On the flip side, web readers should recognize that the collection and distribution of information and knowledge has a cost. Somewhere, in between, there has to be a balance. And I think that’s where we’re at as a society. We’re still in the midst of determining where that balance lies.
Your attacks on Apple continue to sound like sour grapes, however. Discouraging readers from using Safari is certainly your right, but you don’t come off sounding very knowledgeable. Calling Safari clunky and slow is counter to both independent benchmark tests and my own personal experience. I’ve bounce back and forth between using Safari, Chrome, and Firefox, and find myself using Safari almost all the time now. I find it faster and much more intuitive to use, both on my personal Mac and on my Windows machine at work. The only advantage Chrome had was in its ability to crunch Javascript, but Safai 5 has made that speed advantage nil. Firefox is painfully slow compared to both Chrome and Safari. The only advantage Firefox had was in it’s ability to customize. Now, with extensions, Safari is plenty customizable, and there’s little reason for me to use any other browser other than to check for compatibility.
And attacking readers for their sense of “entitlement” won’t garner you more readership, other than to express their outrage, as you well know from your last blog post.
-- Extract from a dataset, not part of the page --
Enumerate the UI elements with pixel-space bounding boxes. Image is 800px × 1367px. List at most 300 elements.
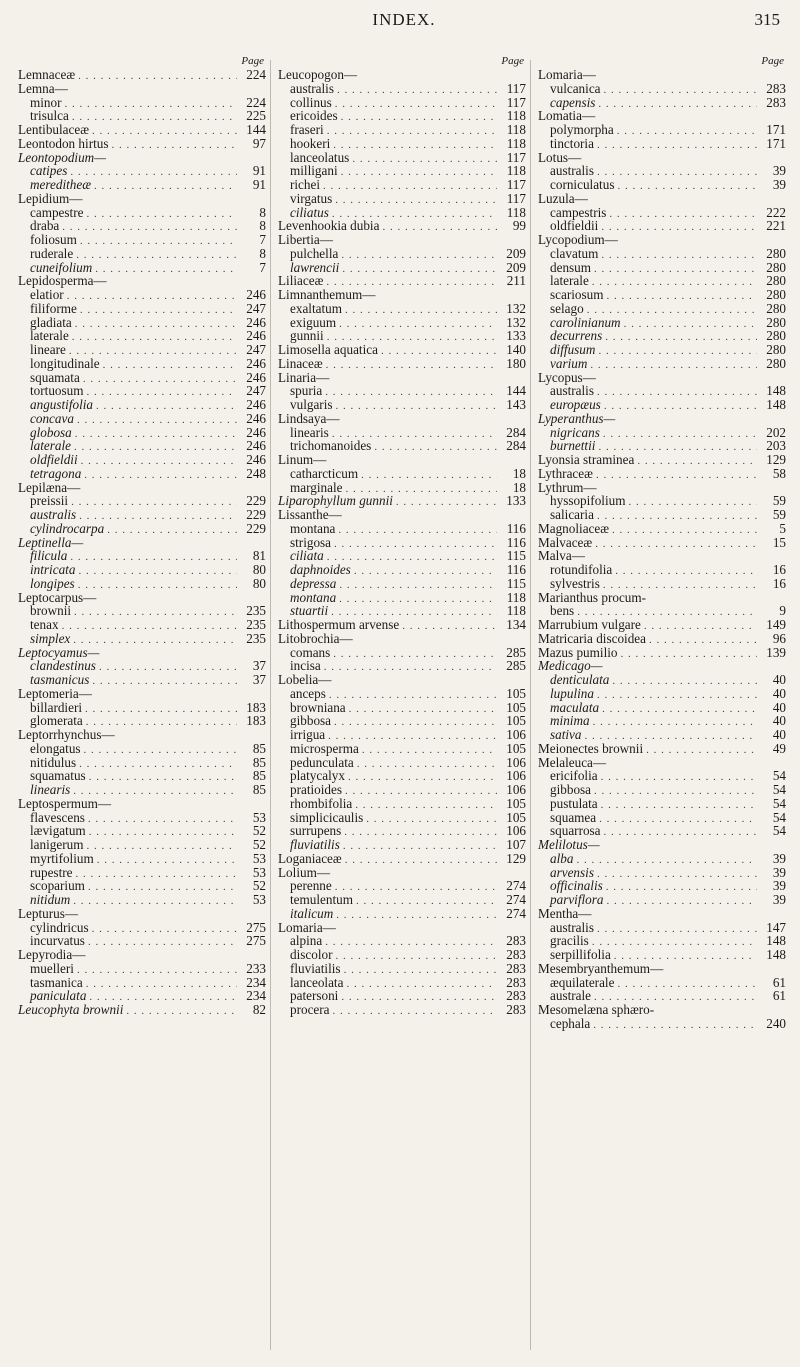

Good luck, Jim. We content producers are all trying to figure this thing out.
Jim,
I think your justifications for breaking up your posts (even very short ones) in several parts are pretty weak, and I have yet to come across someone who prefers an article spread on multiple pages rather than a big one. But it’s easy to test: reverse your approach. Post all your articles in one big page from now on, give readers the option to display them broken in several parts and see how many will pick that option.
I’m betting that button will not get a lot of clicks.
Anyway, this is your blog, far from me the idea to tell you what you should put in, but at least have the intellectual honesty to admit that you’re breaking up your articles for monetization and page view purposes.
Hello Cedric,
Thanks for the feedback, I noted the importance of multi-page articles for revenue reasons as well earlier. But there’s also a danger dumping a reader into a very long article with tons of screenshots with no warning first. See the link to one of my DLR reviews.
I’ve taken steps to give readers the choice in how they wish to view the content. But the default will always be multi-page. It’s up to the reader to decide how he or she wishes to view the content after that.
As far as intellectual honesty goes, I’ve been completely honest about the reasons for breaking articles up, as well as the value it provides to the publisher and some readers who might not appreciate being dumped into a very long review/article with no warning.